Wer hinter der Gruppe steckt
Sie wollen nicht Abtreibungsgegner genannt werden, erzählt Christoph Alton. Sie seien für das Leben. Alton ist der Kopf und das Gesicht der Demonstranten. Er ist Öffentlichkeitsarbeit gewohnt. Seit mehr als 20 Jahren organisiert er den Marsch des Lebens, eine regelmäßige Demonstration der Abtreibungsgegner. Er sitzt in der Stadt Feldkirch in der Stadtvertretung und tritt am 13. Oktober mit seiner Liste „WIR“ bei der Vorarlberger Landtagswahl an. Seine Gruppe habe als erste Kleinpartei die Unterschriften abgegeben, berichtet Alton stolz. Auch sein Engagement gegen Schwangerschaftsabbrüche habe dazu geführt. „Das ist sicher ein Aspekt.“
Er und seine Gruppe sind dafür verantwortlich, dass die Vorarlberger Krankenhausbetriebsgesellschaft (KHBG) Ende Mai die Thujen-Hecke aufgestellt hat. Der Weg dahinter ist öffentlich, auf dem Grundstück der Krankenhäuser dürfen die selbst ernannten Lebensschützer nicht demonstrieren. Mit der Hecke sollen sie aus dem Blickfeld vor allem jener Frauen verschwinden, die sich für einen Schwangerschaftsabbruch entscheiden. Die Demonstranten reagierten und befestigten ihre Schilder auf Stangen, um sie über die Hecke halten zu können.
Bannmeile gefordert
Die Krankenhäuser fordern deshalb eine Bannmeile, wie sie während Landtagssitzungen gilt. Dort darf innerhalb von 300 Metern keine Demonstration stattfinden. Die Krankenhäuser hätten doppelte Verantwortung, argumentiert eine KHBG-Sprecherin. „Für die sichere Versorgung von Frauen in einer Ausnahmesituation und für den Schutz der Mitarbeitenden.“ Die Hecke als Schutz sei bereits überwunden worden. „Weitere Schutzmaßnahmen auf Bundesebene wären hier also durchaus effektiv und wünschenswert.“ Für eine Bannmeile bräuchte es einen Beschluss im Nationalrat. Wie ein Rundruf der VN kürzlich ergab, wäre eine Mehrheit fraglich.

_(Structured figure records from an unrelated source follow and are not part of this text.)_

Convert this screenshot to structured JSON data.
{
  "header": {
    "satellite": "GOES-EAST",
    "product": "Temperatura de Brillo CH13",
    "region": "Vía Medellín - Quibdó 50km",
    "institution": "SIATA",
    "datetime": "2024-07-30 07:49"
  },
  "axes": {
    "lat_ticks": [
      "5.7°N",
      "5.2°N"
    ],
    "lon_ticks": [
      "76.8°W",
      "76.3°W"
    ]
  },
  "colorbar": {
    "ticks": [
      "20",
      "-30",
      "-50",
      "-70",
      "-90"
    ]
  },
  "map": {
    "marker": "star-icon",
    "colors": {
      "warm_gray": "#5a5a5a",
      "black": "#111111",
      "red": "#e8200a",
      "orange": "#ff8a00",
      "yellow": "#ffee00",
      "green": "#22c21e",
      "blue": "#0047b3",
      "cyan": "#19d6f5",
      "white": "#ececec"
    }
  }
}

Clarina Fussenegger ist heute auch dabei. Die 33-jährige Ärztin aus Dornbirn steht mit ihrem eineinhalbjährigen Sohn im Arm in der Gruppe und betet mit. Sie möchte ein Bewusstsein schaffen, dass bei einer Abtreibung immer ein Mensch umgebracht werde. „Egal ob gewollt oder ungewollt, auch nach einer Vergewaltigung. Es ist immer die Tötung eines Menschen. Das Kind kann ja nichts dafür.“ Neben ihr steht die Bludenzerin Michaela Rhomberg. Die 62-jährige pensionierte Ärztin sieht ein Landeskrankenhaus nicht als richtigen Ort für einen Schwangerschaftsabbruch, schließlich sei das keine Leistung des Gesundheitssystems. „Abbrüche im LKH sind unnötig.“
Patienten verstört
Bisher sind den Krankenhäusern keine direkten Belästigungen von Patientinnen und Mitarbeitenden bekannt, erläutert die KHBG-Sprecherin. Aber die Proteste würden nicht nur die Patientinnen stören, auch etwa Kinder in den Stationen. „Nicht nur auf Frauen, die aufgrund eines Schwangerschaftsabbruches das Krankenhaus aufsuchen, sondern auch auf jene, die wegen einer schwierigen Diagnose oder beispielsweise wegen einer Fehlgeburt in die gynäkologische Abteilung kommen müssen, wirken sie verstörend.“ Den Mitarbeiterinnen und Mitarbeitern wird Supervision angeboten, um damit besser klarzukommen. Außerdem ist eine Mailadresse eingerichtet worden, an die sich die Abtreibungsgegner wenden können, statt den Mitarbeitern direkt zu schreiben.
Noch ein Gebet, dann löst sich die Gruppe aus Männern, Frauen, Jung und Alt auf. Kommende Woche kommen sie wieder. Und wieder. Auch wenn sie hinter der Hecke gar nicht mehr zu sehen sind, werden sie kommen. Solange sie dürfen.